Function rrr has already been defined. If you compare function rrr and rri, you will notice the difference between using the third argument as a variable and as a constant; r stands for variable (or register), and i stands for constant. Next, define bvmul outside interpret function:

(define bvmul (bvop *))

Notice that bvop applies its argument lambda function to x and y, and then applies finitize-bit to the result. (finitize-bit x) calls (finitize x bit), where the finitize function truncates overflowed x to bit bits and convert x to a signed number. Our convention is that every value in progstate has to be in the signed format (e.g. -1 instead of 2^32 - 1 for a 32-bit number). This is because we need the racket simulator to be consistent with the constraint solver we use, which works with signed numbers. Therefore, always call finitize-bit after performing an arithmetic operation.

Method performance-cost

Currently, we have a very simple performance model. The performance cost of a program is equal the number of instructions in the program excluding nop. Modify this method for a more precise performance model.

Testing the Simulator

Test if the simulator interpret the new instruction correctly by using test-simulator.rkt.

  • Modify (define code ...) to include the new instruction.
  • Set input-state to a desired input program state.
  • Run the file using either command line or DrRacket.
  • Inspect the output program state.
  • Then, uncomment out Phase B--E (one by one). Run again to make sure that it does not throw any exception. If an error occurs, there is something wrong.
Additional Notes

If we have to make many modifications to the simulator, it might be easier to only modify llvm-simulator-rosette.rkt. Once it works correctly, copy the entire file llve-simulator-rosette.rkt to llvm-simulator-racket.rkt, and replace any appearance of rosette with racket.

Testing the Superoptimizer

Test if the symbolic, stochastic, and enumerative superoptimizers can synthesize the new instruction by using test-search.rkt. Set code definition to a program with only the new instruction and another dummy instruction (such as add 0) to create an obviously inefficient program. Add or remove ? in sketch definition to define how many instructions an output program may contain; one ? represents one instruction.

Run each of the symbolic, stochastic, and enumerative search at a time.

  • For the stochastic search, make sure to provide the correct live-in information when testing.
  • When the stochastic and enumerative search find a better program, they should print FOUND!!! followed by the program.
  • The symbolic and enumerative search should return with an optimized program quickly (for program with one instruction).
  • For the stochastic search, we might have to wait a little longer. If we don't see it printing FOUND!!! within a minute, something may be wrong.

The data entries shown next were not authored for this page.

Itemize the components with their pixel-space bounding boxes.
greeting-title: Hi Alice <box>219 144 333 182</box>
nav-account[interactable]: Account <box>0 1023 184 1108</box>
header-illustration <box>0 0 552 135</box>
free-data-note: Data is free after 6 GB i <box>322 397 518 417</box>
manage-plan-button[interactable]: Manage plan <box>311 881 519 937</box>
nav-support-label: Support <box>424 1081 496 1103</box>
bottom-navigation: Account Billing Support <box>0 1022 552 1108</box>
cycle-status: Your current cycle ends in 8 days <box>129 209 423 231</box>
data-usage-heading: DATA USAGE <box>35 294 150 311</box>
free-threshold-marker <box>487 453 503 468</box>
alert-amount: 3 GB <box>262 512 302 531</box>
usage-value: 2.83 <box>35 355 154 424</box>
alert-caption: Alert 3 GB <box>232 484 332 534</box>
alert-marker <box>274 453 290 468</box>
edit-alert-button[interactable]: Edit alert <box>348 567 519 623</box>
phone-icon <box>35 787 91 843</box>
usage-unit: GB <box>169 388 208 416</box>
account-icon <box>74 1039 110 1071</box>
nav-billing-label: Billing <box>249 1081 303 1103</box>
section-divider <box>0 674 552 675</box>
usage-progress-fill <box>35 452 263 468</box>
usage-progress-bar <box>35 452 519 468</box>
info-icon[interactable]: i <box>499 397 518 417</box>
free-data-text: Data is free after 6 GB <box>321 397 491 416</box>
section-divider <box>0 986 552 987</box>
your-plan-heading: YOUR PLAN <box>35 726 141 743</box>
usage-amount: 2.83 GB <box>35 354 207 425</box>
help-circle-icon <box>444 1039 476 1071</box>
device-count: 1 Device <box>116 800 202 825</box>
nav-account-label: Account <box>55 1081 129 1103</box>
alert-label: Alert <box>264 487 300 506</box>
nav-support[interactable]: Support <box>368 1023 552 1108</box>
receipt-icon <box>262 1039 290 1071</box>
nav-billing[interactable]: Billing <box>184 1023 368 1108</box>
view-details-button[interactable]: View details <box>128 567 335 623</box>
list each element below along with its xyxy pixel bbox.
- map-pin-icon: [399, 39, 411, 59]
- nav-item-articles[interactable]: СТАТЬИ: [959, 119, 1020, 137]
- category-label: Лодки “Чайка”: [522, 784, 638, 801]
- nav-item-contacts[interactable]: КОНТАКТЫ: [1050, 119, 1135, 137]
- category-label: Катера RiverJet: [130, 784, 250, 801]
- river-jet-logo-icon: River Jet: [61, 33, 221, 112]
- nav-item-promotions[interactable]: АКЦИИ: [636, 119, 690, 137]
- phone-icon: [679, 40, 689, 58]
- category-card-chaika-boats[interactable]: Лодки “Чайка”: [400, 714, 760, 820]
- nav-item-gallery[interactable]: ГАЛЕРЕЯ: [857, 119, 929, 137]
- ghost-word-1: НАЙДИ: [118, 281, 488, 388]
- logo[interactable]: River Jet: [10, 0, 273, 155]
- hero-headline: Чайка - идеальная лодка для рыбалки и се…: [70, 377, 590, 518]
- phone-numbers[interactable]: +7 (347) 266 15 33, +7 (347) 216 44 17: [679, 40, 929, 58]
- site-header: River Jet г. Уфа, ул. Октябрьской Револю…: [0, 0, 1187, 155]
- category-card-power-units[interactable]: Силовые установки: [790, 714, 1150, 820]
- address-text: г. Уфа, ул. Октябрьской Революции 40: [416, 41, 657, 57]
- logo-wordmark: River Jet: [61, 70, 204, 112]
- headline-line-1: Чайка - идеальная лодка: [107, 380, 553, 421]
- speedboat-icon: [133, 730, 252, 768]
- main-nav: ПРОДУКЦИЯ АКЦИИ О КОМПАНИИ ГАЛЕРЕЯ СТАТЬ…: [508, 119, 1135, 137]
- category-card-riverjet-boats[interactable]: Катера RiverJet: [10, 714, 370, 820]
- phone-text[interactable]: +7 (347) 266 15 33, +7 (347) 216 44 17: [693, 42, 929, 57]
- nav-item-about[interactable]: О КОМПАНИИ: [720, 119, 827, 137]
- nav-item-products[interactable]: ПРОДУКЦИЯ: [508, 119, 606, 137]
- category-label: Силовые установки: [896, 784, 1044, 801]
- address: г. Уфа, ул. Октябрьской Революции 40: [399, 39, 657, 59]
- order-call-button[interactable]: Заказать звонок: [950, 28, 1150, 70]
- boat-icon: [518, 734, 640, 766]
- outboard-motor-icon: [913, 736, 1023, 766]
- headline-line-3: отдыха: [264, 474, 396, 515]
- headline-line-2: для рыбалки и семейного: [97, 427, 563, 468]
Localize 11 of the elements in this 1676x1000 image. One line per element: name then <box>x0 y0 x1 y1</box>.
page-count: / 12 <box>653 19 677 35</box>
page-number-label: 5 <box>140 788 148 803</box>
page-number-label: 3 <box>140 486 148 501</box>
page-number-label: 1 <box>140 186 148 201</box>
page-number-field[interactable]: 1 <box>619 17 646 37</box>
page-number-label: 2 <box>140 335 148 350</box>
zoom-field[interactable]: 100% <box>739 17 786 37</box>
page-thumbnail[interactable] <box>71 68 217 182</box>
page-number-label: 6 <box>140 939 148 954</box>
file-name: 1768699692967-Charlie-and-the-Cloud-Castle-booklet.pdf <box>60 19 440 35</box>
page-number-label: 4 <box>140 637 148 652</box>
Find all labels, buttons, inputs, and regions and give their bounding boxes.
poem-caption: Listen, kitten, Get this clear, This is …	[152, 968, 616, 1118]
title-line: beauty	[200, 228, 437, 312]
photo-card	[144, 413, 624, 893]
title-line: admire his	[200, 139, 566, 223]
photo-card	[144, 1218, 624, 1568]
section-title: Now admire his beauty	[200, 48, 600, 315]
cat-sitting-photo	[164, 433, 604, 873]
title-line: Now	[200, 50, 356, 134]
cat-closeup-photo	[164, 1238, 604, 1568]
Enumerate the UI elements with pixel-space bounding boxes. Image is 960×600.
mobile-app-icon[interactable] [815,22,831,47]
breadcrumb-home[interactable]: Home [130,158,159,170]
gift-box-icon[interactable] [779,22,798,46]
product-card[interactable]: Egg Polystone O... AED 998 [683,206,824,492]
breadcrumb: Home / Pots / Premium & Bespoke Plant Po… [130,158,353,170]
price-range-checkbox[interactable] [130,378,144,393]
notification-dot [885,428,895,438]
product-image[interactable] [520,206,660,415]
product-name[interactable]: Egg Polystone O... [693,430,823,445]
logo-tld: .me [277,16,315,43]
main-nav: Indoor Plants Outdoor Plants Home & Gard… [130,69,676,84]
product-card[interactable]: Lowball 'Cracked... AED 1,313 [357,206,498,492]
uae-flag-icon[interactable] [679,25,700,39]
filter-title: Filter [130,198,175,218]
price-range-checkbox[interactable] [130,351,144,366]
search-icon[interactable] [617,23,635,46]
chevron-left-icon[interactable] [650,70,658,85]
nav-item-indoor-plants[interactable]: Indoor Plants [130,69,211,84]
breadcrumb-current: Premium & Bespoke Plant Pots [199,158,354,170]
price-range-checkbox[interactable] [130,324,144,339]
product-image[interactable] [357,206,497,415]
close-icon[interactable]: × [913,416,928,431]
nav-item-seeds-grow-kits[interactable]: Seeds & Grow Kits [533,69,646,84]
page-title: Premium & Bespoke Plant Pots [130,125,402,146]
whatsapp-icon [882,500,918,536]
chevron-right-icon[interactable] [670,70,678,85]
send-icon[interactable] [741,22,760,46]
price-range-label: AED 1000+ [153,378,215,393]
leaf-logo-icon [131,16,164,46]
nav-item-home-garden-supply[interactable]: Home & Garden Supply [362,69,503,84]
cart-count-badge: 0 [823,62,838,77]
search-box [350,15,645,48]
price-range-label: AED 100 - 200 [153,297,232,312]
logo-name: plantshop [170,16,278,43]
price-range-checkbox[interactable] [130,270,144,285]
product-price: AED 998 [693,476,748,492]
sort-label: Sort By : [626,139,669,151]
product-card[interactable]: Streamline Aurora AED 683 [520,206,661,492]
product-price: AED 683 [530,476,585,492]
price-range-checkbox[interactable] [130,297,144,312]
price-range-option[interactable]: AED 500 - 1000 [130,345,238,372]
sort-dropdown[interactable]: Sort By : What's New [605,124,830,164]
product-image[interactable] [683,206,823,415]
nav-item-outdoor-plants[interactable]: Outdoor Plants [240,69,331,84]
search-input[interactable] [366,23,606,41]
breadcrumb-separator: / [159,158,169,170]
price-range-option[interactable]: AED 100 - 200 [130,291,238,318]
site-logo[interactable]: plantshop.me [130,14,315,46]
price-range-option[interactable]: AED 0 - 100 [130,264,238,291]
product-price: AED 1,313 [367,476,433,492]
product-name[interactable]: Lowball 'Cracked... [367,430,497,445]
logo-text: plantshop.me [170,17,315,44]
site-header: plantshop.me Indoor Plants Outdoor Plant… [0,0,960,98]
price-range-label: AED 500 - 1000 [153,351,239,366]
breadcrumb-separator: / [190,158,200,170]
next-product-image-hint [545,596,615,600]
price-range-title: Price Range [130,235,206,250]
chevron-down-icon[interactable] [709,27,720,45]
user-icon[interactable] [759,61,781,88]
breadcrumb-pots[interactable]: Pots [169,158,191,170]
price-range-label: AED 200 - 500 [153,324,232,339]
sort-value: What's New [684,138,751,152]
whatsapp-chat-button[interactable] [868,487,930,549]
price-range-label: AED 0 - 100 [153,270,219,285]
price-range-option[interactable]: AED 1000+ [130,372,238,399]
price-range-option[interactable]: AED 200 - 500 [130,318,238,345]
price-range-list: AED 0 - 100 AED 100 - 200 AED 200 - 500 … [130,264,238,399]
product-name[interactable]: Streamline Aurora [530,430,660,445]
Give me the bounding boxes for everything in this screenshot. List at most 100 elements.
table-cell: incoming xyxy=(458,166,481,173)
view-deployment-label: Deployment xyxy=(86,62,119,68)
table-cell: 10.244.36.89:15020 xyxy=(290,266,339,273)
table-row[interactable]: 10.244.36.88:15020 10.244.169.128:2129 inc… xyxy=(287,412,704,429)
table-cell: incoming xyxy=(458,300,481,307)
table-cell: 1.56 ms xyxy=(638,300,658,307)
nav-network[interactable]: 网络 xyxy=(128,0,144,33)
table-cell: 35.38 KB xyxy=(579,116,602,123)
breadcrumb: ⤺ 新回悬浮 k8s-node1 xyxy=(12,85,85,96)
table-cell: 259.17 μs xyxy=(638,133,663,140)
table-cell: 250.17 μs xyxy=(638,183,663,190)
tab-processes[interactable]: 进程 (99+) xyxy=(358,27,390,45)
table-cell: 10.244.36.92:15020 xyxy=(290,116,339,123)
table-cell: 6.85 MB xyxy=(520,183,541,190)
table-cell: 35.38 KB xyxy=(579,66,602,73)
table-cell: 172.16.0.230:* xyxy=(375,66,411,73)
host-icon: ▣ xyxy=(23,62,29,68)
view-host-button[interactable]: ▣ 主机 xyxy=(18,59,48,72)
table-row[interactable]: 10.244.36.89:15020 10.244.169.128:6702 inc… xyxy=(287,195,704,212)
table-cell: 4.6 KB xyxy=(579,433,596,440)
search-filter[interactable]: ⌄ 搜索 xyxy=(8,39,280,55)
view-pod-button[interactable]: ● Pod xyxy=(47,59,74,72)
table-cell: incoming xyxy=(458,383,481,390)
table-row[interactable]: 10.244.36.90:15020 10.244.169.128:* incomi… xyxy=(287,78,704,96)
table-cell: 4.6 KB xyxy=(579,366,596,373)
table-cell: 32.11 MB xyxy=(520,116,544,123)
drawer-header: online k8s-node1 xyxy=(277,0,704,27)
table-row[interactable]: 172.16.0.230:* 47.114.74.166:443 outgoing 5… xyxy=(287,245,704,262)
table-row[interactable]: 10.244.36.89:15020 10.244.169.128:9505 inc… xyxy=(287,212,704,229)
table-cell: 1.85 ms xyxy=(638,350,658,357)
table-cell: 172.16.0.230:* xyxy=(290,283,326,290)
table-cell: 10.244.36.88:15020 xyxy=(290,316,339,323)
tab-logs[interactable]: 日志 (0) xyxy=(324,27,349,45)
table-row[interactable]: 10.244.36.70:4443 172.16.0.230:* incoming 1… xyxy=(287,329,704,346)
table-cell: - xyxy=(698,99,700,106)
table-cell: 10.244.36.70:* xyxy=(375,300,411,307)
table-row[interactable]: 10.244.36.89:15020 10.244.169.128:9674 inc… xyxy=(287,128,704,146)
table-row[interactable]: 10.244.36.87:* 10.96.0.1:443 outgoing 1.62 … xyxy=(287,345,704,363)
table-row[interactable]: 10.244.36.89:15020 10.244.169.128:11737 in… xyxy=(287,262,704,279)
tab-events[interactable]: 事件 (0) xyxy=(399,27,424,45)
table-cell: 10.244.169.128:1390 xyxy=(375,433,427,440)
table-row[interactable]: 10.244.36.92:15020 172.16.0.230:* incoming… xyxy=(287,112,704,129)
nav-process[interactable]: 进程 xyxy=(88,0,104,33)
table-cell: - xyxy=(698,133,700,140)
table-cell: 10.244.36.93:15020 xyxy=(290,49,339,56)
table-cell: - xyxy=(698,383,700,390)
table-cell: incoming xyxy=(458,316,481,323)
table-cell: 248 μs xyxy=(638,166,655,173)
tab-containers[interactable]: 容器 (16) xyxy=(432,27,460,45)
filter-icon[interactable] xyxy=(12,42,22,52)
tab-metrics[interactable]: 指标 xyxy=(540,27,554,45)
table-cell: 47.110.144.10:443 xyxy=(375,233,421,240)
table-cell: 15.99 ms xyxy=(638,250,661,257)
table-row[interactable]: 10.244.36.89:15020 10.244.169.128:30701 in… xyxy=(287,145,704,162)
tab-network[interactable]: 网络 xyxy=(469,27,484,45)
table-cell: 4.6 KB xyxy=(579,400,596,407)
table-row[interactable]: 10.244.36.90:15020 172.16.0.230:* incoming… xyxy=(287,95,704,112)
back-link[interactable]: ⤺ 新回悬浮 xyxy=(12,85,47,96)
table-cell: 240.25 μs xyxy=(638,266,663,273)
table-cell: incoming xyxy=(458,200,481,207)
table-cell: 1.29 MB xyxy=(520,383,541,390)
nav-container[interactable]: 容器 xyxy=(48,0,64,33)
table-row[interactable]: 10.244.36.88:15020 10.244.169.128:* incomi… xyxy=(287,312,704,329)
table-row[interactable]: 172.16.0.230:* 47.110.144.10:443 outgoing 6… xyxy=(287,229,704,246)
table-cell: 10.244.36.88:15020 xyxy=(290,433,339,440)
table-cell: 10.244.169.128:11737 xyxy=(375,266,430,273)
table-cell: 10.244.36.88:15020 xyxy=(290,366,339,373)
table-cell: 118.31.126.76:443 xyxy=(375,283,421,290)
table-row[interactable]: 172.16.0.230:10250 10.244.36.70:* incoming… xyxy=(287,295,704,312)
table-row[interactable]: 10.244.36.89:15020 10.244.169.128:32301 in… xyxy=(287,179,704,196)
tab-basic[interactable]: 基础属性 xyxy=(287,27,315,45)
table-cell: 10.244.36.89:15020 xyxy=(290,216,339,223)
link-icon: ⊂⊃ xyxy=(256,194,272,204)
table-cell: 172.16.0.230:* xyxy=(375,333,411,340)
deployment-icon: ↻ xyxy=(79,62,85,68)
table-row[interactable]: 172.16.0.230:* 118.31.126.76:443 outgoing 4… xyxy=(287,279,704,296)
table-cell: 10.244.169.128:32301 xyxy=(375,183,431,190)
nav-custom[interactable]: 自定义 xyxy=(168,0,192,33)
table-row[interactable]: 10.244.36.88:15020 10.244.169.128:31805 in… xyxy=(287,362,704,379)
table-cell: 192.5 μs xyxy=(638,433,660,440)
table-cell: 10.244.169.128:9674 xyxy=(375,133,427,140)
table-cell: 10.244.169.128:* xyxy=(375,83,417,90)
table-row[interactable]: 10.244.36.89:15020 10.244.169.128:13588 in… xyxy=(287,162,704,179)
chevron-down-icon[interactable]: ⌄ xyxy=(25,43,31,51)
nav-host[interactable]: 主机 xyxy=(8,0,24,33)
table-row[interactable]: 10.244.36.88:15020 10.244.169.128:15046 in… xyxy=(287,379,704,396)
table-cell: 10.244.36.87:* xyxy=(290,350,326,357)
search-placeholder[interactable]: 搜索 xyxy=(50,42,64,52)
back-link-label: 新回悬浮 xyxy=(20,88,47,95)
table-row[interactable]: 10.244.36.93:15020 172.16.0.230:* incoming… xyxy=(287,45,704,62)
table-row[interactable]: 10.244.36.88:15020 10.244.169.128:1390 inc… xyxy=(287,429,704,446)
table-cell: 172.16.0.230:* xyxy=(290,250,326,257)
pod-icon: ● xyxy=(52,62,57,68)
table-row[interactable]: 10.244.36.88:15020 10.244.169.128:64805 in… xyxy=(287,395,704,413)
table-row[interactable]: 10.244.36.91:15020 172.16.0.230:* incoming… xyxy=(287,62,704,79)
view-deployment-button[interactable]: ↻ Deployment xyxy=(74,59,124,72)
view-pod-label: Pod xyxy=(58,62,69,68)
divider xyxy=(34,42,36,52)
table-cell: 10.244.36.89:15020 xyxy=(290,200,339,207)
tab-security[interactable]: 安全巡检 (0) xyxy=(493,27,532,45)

To test that the backward search of the enumerative search works properly, run the enumerative search again but on a larger program (four instructions) that can be optimized to three instructions. This is because the enumerative search only performs the backward search when it tries to synthesize programs with three instructions or more. Make sure to add ? in sketch definition if an output program contains more instructions.